Inacreditável é que entra ano e sai ano dezenas de novas publicações tomam conta das bancas do país, mas nenhuma pauta mais do que uma matéria superficial que vá contra os interesses da Igreja Católica (ainda que os interesses da Igreja Católica estejam embasados em suntuosas mentiras, como as falsas estatísticas contestando a eficácia da camisinha). Os articulistas, que quase sempre são funcionários dos veículos para o qual escrevem, atravessam os tempos de mãos amarradas, pois mesmo que quisessem fazer os seus questionamentos particulares: não podem infringir a linha editorial imposta pela direção ou pelas chefias imediatas das redações. Seria mais uma das tantas manifestações de pré-censura de algumas redações?

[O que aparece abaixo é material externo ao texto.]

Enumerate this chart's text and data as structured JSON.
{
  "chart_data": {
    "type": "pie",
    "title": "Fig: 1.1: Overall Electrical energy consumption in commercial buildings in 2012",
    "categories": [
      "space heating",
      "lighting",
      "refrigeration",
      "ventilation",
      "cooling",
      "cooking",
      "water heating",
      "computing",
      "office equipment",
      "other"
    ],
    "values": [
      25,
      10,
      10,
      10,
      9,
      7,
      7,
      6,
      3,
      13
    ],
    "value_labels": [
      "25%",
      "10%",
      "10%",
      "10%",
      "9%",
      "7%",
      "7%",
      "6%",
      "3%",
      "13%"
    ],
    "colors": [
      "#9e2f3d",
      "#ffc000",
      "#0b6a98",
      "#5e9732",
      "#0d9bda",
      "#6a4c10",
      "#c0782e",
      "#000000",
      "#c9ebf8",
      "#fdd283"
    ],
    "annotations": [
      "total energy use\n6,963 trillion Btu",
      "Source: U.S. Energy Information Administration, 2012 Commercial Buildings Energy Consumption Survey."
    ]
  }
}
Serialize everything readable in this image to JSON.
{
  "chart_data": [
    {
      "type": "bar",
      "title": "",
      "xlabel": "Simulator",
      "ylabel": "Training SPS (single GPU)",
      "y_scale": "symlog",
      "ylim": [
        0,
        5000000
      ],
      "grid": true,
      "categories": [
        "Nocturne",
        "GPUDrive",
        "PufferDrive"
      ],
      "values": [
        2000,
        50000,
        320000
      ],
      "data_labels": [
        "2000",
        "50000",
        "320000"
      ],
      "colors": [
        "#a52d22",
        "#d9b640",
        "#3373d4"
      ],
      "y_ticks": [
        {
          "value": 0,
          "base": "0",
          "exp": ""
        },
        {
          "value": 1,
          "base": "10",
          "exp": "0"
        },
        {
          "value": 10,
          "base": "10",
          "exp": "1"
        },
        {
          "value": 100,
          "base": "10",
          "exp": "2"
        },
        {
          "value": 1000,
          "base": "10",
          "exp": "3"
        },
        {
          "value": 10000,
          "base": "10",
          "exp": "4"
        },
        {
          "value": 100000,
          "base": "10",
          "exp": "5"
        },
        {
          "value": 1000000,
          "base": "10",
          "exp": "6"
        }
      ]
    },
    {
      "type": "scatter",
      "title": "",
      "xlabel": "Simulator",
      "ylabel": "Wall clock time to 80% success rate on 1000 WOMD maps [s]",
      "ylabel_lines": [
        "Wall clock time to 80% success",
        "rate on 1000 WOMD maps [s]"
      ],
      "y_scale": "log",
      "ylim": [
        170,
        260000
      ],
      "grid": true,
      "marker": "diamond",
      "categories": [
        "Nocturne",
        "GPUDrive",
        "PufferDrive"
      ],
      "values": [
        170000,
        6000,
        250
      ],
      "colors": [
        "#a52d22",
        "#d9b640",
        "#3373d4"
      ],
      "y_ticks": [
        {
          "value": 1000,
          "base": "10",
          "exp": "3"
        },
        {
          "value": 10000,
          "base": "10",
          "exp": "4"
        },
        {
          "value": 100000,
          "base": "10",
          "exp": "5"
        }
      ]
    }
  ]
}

Agora, pasmem, para liquidar de vez com a esperança de uma mídia de melhor qualidade, religiosos de alguma vertente detectaram que precisam aumentar a presença do rebanho nos canais de imprensa e recomendaram que os pupilos estudem Comunicação e se formem em jornalismo. É possível imaginar o que se sucederá daí em diante? Se hoje os manifestos questionadores das condutas religiosas já são uma minoria absoluta, imaginem como será quando religiosos com diplomas de jornalistas estiverem inundando as redações. Além de ser um país de bacharéis, como bem lembra o Dines, o Brasil passará a ser um país de religiosos bacharéis.

Não bastasse o controle onipresente da Igreja Católica em tudo, ainda teremos formadores de opinião canalizando as discussões para a religiosidade dos cidadãos. Isso é o que eu chamo de um legítimo túnel no fim da luz, sob todos os aspectos.